Stiftung Tierärztliche Hochschule Hannover (TiHo)

Radiographic features of equine vertebral neoplasia

Introduction / Purpose: Neoplasia involving the equine skeletal system is uncommon, with a prevalence of less than 1.5%. There are a few single published case reports describing vertebral tumours in horses. The aim of this study is to describe the radiographic features of equine vertebral neoplasia. Methods: A multicentre retrospective search of horses with histologically confirmed vertebral neoplasia and available radiographs of the area was performed. Radiographs were reviewed by two observers simultaneously and multiple radiographic features for each case were recorded (location, number of lesions, type of osseous changes, soft tissue involvement). Results: Eleven horses met the inclusion criteria. Final diagnoses included haemangiosarcoma (n=4), spindle cell sarcoma (n=2), osteosarcoma (n=2), undifferentiated sarcoma (n=2) and adenocarcinoma (n=1). Ataxia and stiffness were the most common clinical signs. Lesions were mainly identified in the cervical spine (10/11), with the ventral vertebral compartment being the most common location.

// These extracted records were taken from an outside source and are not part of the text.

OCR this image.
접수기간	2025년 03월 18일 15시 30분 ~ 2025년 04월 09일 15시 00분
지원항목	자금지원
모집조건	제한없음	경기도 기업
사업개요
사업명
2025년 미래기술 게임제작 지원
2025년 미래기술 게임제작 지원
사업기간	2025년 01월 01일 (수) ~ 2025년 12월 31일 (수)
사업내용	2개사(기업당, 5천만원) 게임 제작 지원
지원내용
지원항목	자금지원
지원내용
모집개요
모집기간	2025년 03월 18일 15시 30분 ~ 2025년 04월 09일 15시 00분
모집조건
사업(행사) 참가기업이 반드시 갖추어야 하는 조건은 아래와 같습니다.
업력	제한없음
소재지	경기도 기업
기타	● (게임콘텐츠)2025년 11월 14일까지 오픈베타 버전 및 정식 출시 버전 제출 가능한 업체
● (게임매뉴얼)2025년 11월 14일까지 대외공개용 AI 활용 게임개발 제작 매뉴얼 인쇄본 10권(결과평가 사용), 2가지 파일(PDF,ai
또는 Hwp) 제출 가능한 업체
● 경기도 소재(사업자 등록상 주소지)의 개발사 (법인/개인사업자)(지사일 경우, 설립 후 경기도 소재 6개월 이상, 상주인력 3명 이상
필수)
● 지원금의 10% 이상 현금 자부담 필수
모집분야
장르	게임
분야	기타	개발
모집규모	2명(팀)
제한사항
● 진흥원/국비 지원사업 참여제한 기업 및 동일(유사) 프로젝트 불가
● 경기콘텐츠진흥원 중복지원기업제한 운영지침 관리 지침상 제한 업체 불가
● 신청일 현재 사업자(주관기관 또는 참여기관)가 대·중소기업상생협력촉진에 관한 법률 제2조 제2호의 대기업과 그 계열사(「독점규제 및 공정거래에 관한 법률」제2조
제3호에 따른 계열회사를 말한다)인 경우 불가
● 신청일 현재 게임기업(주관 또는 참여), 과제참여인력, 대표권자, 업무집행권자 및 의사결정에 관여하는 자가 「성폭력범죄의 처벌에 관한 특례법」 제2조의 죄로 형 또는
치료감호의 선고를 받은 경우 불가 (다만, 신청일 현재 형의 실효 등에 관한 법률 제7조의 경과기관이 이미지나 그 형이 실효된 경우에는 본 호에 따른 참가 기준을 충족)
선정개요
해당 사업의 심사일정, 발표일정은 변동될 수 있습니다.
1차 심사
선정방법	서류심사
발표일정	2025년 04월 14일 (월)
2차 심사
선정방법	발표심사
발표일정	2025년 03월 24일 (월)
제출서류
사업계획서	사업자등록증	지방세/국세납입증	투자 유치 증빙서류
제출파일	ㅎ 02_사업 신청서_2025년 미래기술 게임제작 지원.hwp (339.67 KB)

A definitive radiographic pattern was not established, but all lesions were osteolytic with an osteoproliferative component in 7 out of 11. Polyostotic lesions and pathological fractures were identified in 3 and 4 horses, respectively. Horses with haemangiosarcoma had multiple lesions in other sites on necropsy. Discussion / Conclusion: Although neoplasia is an extremely rare disorder of the equine spine, it should be considered as a differential diagnosis when monostotic or polyostotic aggressive lesions are identified, especially affecting the ventral compartment and/or the cervical region. In horses with haemangiosarcoma, the most common type of neoplasia in this study, a thorough exam is recommended in order to identify additional lesions.